そんな事を聞いていると、その少年の後ろのほうからナイフが飛んできた。
 それを紙一重で回避し短刀の持ち手に手を添えながら周りを見渡すと、その少年の後ろから、数人の男が出てきた。
(ッチ、盗賊か...こんな所に居た覚えは無いんだけどな)

「おい、そこの坊主!お前の着てるものと、さっきまで一緒にいた女を渡してくれたら、命だけはとらねぇよ。おっと、その短剣を抜いてみろ...お前の周りには俺らの仲間が居る、勝ち目なんて無いんだよ」

アイルは、そっと短剣から手を放し、コートの紐を解き始めた。

「おぉ、言うこと聞いてくれるのかー。命だけはとらねぇから安心しろよ。まぁー、男のストリップなんて興味ないから早く脱ぐもん脱いでくれや」

コートの紐を外し終え、足元にそのコートを置くと、その男の周りに居た奴らが、いきなり倒れ始めた。

「な、何やった!?お、お前、もしかして魔術師!?」

「気付くのが遅かったね...僕のコートは少し複雑な術式が織り込まれててね。さぁー、君はどうする?」

アイルは、相手を倒れさせないように、程よく緊張感を走らせ睨んでいた。
 アイルのコートには【不可視魔力】という【効果バフ】がついており、その名の通り、コートを着ると魔力、マナが一定量見えなくなる。だが、その見えない魔力を肌で感じ取ったシルヴァにはアイルも驚いていた。
 リーダー格の奴以外が倒れた理由も、見えなかったマナがいきなり見えるようになり、それの分のマナを処理しきれず気絶した。

「僕は、君たちなんて一捻りなんだよ。これ以上も出せるけどそれだと効率が悪い...まー、今後やら無いようにこれくらいはしておくか...雷槍サンダーランス!」

アイルが、左手を掲げそう唱えると、陣が発動し、周りにいたやつら諸共撃退した。


 そのアイルの姿に、怖気つき盗賊は一斉に逃げていった。だが、その場に足を怪我していた少年だけ残っていた。

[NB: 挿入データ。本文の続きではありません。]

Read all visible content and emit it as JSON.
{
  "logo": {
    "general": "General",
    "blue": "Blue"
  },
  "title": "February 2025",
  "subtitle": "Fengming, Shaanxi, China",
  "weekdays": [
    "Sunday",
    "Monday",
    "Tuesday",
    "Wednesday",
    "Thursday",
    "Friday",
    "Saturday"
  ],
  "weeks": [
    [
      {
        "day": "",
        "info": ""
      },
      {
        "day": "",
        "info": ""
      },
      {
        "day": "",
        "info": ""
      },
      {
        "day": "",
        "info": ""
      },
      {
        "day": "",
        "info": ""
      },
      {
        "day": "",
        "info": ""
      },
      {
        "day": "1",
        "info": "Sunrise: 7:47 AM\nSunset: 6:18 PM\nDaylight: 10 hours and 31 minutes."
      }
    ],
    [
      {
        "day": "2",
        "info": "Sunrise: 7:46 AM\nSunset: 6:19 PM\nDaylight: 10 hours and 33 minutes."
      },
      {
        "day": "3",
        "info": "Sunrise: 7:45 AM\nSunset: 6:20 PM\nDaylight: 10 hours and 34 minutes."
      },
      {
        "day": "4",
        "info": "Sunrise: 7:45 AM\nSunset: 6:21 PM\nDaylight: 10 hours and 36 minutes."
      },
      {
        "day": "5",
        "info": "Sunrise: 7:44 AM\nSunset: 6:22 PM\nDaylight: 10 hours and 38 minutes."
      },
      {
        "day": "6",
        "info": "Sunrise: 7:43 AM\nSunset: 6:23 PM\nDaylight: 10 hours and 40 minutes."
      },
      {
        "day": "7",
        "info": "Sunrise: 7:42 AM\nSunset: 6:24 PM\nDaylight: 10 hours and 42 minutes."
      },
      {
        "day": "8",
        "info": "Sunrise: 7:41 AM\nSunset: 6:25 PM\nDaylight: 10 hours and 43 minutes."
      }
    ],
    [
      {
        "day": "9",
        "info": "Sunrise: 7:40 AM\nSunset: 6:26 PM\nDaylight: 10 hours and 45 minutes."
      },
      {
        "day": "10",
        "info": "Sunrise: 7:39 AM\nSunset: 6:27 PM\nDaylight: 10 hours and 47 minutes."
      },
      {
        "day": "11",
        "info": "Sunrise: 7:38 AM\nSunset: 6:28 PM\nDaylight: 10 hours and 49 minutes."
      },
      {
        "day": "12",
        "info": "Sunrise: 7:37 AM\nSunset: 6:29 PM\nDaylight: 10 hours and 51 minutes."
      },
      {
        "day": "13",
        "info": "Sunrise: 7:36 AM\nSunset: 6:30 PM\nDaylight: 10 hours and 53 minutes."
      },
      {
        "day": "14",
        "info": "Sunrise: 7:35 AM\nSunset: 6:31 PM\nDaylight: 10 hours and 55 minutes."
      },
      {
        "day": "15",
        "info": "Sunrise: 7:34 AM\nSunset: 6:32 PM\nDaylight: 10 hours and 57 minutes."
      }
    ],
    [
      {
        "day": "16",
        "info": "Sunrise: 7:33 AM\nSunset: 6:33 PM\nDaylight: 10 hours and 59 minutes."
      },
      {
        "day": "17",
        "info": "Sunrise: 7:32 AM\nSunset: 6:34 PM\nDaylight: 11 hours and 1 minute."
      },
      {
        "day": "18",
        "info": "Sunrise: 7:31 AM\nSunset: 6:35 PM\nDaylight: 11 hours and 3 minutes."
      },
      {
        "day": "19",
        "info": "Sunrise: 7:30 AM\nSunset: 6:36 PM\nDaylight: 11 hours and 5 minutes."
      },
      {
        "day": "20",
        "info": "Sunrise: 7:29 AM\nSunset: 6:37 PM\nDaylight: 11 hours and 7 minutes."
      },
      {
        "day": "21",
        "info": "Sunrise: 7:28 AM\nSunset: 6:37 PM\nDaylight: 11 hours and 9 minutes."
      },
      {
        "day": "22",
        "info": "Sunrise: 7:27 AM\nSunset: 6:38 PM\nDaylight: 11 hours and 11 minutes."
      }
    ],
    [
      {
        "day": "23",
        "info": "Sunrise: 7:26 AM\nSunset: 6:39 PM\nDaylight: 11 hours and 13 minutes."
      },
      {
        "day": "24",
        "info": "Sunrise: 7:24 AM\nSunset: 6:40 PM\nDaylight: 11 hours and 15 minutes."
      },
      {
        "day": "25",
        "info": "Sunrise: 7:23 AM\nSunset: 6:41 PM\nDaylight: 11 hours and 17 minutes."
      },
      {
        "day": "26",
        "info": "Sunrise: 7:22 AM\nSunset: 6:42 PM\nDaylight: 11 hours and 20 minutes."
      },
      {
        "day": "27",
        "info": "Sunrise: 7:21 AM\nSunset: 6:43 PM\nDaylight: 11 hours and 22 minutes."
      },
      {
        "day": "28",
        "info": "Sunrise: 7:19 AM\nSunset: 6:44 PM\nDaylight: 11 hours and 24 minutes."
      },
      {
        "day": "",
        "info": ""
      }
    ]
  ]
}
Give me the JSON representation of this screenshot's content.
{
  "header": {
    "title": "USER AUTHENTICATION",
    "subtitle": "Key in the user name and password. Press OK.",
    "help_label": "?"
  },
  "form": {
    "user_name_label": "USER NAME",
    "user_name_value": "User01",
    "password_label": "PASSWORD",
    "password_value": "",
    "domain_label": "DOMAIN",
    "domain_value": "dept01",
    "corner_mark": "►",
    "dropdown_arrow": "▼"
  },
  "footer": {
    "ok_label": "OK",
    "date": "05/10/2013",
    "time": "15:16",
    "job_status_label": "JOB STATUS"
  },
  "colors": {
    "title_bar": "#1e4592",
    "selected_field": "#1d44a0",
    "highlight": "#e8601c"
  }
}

「...はぁ、どんだけ自己中心なんだ盗賊って奴は。アマテラス、治癒魔法ヒール使えるでしょ、たまには役にたって」

「何時も、役に立っているだろ!?今日だって、アイルのこと慰めたし!」

アマテラスは、透明化を解除し、アイルの隣に姿を現した。
 それを見ていた、少年は「お、お化け!」と言い、無理してでも逃げようとしていた。

「そう慌てないで僕。傷みしてねー。あ、これは痛そうだね...」

その傷口に手を当て、治癒魔法ヒールと唱えると、そこに緑色の粒子が集まり傷口が消えて行った。元々、そこに傷など無かったかのように。

「わぁ!ありがと!」

少年は、治った足でぴょんぴょん飛びはね、直った事を確かめていた。先ほどまでお化けなどと言い怖がっていたが、今はそのような恐怖は無いようだ。
 だが、まだ少し怖いようでその少年はアイルの足元に行き足に抱きついていた。 
 その様子をアマテラスは、その少年をジッと見つめ、なにか疑問に思っていた。

「アイルやい。お主、先ほどこの子の性別どっちだと思っていた?」

「え、男の子じゃないの?」

「はぁー、残念ながらこの子は女の子...」

アイルは目を点にして口をパクパクしていた。
 しかも、【不可視魔力】を解いている、アイルにくっついていても表情一つ変えず、アマテラスの事を警戒していた。